Most often, it was when I graded papers that I entertained existential questions. Halfway through writing a sentence in the margin, I would hear a voice. “Why, exactly, are you doing this?” it would ask as I fixed a cliche a student had mangled somehow in wording or intent. At first, what I’d feel was the sting of hypocrisy as I explained how the cliche was supposed to read; and then as I added the warning “Now, never write these words again!”, I’d feel a wave of sadness as if I’d uncovered for him or her one of life’s sordid truths.

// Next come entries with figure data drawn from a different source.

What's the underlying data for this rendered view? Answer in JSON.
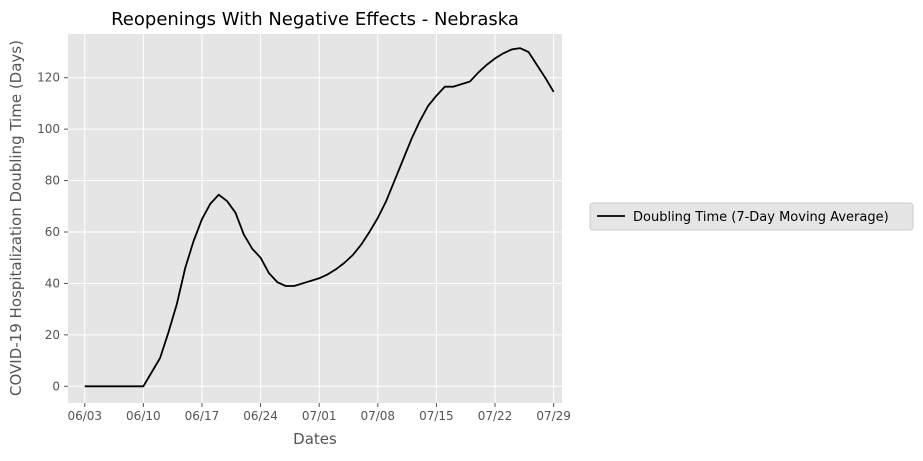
{
  "chart_data": {
    "type": "line",
    "title": "Reopenings With Negative Effects - Nebraska",
    "xlabel": "Dates",
    "ylabel": "COVID-19 Hospitalization Doubling Time (Days)",
    "x_tick_labels": [
      "06/03",
      "06/10",
      "06/17",
      "06/24",
      "07/01",
      "07/08",
      "07/15",
      "07/22",
      "07/29"
    ],
    "y_tick_labels": [
      "0",
      "20",
      "40",
      "60",
      "80",
      "100",
      "120"
    ],
    "xlim": [
      "2020-06-01",
      "2020-07-30"
    ],
    "ylim": [
      -6.5,
      137
    ],
    "grid": true,
    "legend_position": "outside-right",
    "background_color": "#e5e5e5",
    "grid_color": "#ffffff",
    "series": [
      {
        "name": "Doubling Time (7-Day Moving Average)",
        "color": "#000000",
        "x": [
          "2020-06-03",
          "2020-06-04",
          "2020-06-05",
          "2020-06-06",
          "2020-06-07",
          "2020-06-08",
          "2020-06-09",
          "2020-06-10",
          "2020-06-11",
          "2020-06-12",
          "2020-06-13",
          "2020-06-14",
          "2020-06-15",
          "2020-06-16",
          "2020-06-17",
          "2020-06-18",
          "2020-06-19",
          "2020-06-20",
          "2020-06-21",
          "2020-06-22",
          "2020-06-23",
          "2020-06-24",
          "2020-06-25",
          "2020-06-26",
          "2020-06-27",
          "2020-06-28",
          "2020-06-29",
          "2020-06-30",
          "2020-07-01",
          "2020-07-02",
          "2020-07-03",
          "2020-07-04",
          "2020-07-05",
          "2020-07-06",
          "2020-07-07",
          "2020-07-08",
          "2020-07-09",
          "2020-07-10",
          "2020-07-11",
          "2020-07-12",
          "2020-07-13",
          "2020-07-14",
          "2020-07-15",
          "2020-07-16",
          "2020-07-17",
          "2020-07-18",
          "2020-07-19",
          "2020-07-20",
          "2020-07-21",
          "2020-07-22",
          "2020-07-23",
          "2020-07-24",
          "2020-07-25",
          "2020-07-26",
          "2020-07-27",
          "2020-07-28",
          "2020-07-29"
        ],
        "y": [
          0,
          0,
          0,
          0,
          0,
          0,
          0,
          0,
          5.5,
          11,
          21,
          32,
          46,
          56.5,
          65,
          71,
          74.5,
          72,
          67.5,
          59,
          53.5,
          50,
          44,
          40.5,
          39,
          39,
          40,
          41,
          42,
          43.5,
          45.5,
          48,
          51,
          55,
          60,
          65.5,
          72,
          80,
          88,
          96,
          103,
          109,
          113,
          116.5,
          116.5,
          117.5,
          118.5,
          122,
          125,
          127.5,
          129.5,
          131,
          131.5,
          130,
          125,
          120,
          114.5
        ]
      }
    ]
  }
}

If I’m honest, I’ll admit that cliches give me as much pleasure as pain because in every one lies the potential for a pun, an irony to exploit when life gets too serious. What I like best are the puns others stumble into accidentally. Years ago when I was very new at teaching and grading papers was a task only to dread, I came upon a startling turn in the essay of a sophomore girl. All I remember of the context is that it was wrong for what followed. “It’s a doggie dog world,” she wrote to nail a point she was making, conjuring in my mind a vision of puppies tumbling over bowls of food, an earthly canine heaven. These are the moments teachers wait for, and I was sure I would never again see anything like it. Then many years later when I was in my final decade in the classroom, it happened again, a different writer, but the exact same phrase — a doggie dog world. Enough time had passed for them to be mother and daughter. They weren’t, but there I was, attending the birth of a new cliche.

Cliches are born because we are drawn to imaginative language. When they are new, we remember them for their poetic turns and their dazzling metaphors; we summon them subconsciously to grace our own speech. This brings me back to the young and their June addresses. They will share the podium with academics and public figures, people who know better than to use words and ideas so familiar they have lost much of their meaning. But the young, blessedly, don’t always know better, and that is what we love in them. If we listen carefully and imagine ourselves at that age, we hear exactly what they mean.

Jonathan Stableford lives in Strafford.